Polarization effects can be quite significant in resistivity hydrocarbon-bearing strata adjacent to conductive shales, due to the large resistivity contrast, but the effect can occur on the resistive side of any sharp contrast. Figure 3 shows a Gulf of Mexico example with high relative dip (~70°). Note the upper part of both reservoirs exhibits strong polarization horns due to the large difference in resistivity compared to the overlying shale and sharp transition from shale to sand. The lower part of the upper reservoir exhibits a gradual coarsening-upward pattern, thus the resistivity change is gradual and no horn develops. The lower sand exhibits a basal sand bounded up in relatively sharp contact with shaly sand. There is less resistivity contrast between sand and shaly sand and thus although horns develop on its top and bottom, the effects are smaller than at the tops of the main reservoirs.
Figure 3. Gulf of Mexico Triple-Combo Log Suite showing polarization horns at sharp boundaries between hydrocarbon-bearing reservoirs and overlying shale.
In the Lundi Log 001 example (Figures 1 and 2), a sharp resistivity contrast exists at the top of each water-bearing sand relative to the overlying shale with a moderate relative dip.
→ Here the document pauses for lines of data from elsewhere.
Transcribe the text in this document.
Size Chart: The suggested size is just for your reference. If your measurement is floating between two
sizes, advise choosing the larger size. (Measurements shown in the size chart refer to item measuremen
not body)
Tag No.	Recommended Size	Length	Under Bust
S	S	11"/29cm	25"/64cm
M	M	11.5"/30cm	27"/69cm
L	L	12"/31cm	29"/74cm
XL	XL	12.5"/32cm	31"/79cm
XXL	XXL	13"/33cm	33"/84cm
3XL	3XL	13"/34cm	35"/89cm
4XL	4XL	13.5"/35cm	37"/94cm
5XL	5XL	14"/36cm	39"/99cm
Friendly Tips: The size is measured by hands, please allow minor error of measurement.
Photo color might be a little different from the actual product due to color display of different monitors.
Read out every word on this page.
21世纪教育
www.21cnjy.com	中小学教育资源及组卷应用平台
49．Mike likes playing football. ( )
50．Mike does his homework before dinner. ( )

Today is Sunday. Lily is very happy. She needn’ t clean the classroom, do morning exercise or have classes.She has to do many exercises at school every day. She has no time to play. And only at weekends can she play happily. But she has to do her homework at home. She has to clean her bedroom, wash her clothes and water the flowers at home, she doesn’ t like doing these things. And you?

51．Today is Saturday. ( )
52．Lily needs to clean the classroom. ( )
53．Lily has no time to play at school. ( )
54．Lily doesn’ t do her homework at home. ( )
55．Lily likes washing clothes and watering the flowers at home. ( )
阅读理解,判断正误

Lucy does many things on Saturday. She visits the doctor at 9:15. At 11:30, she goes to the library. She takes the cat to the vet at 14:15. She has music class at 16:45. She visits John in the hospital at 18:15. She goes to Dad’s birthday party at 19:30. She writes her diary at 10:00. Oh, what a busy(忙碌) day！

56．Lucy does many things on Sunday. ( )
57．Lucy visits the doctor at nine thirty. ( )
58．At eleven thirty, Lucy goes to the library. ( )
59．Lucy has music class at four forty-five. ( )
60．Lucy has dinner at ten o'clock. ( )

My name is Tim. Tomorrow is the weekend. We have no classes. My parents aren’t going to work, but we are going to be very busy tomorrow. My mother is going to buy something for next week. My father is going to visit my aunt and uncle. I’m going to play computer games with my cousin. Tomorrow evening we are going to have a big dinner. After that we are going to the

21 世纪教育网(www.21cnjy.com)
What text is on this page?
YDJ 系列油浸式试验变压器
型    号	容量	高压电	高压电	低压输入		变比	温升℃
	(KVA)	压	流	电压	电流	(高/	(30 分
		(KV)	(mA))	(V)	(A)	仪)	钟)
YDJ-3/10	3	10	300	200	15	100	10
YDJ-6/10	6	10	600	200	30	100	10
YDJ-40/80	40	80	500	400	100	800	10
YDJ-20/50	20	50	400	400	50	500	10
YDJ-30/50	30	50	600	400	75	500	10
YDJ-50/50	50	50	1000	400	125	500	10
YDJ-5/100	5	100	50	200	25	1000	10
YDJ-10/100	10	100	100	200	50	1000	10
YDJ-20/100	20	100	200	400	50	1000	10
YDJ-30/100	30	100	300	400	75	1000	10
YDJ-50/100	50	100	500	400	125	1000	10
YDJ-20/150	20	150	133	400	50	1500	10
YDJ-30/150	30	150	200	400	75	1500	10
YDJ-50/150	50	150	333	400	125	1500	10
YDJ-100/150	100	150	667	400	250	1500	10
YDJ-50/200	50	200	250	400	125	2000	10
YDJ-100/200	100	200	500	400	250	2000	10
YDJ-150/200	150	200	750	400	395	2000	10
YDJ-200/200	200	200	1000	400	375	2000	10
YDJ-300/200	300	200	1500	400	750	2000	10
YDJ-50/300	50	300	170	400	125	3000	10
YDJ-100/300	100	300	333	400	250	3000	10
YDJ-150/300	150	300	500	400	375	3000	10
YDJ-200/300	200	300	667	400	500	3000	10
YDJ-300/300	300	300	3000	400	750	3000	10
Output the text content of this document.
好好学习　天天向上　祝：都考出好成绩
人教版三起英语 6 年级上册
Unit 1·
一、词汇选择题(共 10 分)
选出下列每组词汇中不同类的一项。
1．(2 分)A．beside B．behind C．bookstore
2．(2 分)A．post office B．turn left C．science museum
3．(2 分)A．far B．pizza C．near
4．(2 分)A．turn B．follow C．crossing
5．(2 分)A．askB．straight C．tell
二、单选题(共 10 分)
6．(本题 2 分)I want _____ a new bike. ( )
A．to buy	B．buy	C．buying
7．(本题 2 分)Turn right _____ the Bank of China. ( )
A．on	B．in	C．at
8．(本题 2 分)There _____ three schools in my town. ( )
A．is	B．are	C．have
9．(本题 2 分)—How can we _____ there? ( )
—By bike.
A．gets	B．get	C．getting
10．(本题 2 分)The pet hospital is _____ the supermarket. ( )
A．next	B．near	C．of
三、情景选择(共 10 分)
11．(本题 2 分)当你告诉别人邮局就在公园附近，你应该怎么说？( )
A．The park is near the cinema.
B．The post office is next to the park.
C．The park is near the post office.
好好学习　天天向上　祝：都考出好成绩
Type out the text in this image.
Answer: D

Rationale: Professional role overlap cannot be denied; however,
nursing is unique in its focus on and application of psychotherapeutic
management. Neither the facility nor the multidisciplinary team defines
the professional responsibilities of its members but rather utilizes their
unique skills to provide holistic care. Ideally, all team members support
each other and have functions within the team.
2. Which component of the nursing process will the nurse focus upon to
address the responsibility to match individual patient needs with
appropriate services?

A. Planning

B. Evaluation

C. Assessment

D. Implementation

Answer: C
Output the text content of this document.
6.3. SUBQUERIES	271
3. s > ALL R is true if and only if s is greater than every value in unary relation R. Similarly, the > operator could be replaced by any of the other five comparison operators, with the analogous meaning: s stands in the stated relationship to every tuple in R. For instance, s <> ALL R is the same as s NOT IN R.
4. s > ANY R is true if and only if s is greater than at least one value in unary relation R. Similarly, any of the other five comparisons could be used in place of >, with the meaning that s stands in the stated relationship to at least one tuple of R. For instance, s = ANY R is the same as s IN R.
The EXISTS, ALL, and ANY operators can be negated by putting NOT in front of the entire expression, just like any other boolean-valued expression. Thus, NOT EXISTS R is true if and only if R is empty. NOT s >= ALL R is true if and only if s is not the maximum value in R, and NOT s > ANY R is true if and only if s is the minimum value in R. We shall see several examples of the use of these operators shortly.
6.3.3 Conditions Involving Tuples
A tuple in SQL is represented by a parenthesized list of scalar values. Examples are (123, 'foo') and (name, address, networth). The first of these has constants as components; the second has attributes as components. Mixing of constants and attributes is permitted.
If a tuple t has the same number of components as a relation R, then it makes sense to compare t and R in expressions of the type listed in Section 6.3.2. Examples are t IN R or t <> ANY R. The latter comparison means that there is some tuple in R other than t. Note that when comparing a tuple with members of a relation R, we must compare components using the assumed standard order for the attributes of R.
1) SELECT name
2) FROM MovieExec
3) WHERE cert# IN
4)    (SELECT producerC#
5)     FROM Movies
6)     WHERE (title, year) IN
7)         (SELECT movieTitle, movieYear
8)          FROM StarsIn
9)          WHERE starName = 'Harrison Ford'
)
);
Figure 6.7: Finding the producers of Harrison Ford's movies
The resulting polarization horns develop in the shale due to its higher resistivity compared to the wet sand. They are clearly not as well developed as in the Figure 3 example, due to lower relative dip and less resistivity contrast. The resistivity inversion further amplifies the polarization artifact to the point of triggering the oil flag. The basal contacts exhibit lesser resistivity contrast due to shale and porosity variations and thus form more of a polarization bump rather than horn.
Literally in this case the devil is in the details! In hydrocarbon zones with both sharp top and sharp base, the polarization horns can even look like devil horns. The worse devil though is falsely thinking hydrocarbons as in the Lundi Log example! Sidetrack or offset updip to catch “full pay” may well yield the same horn effect!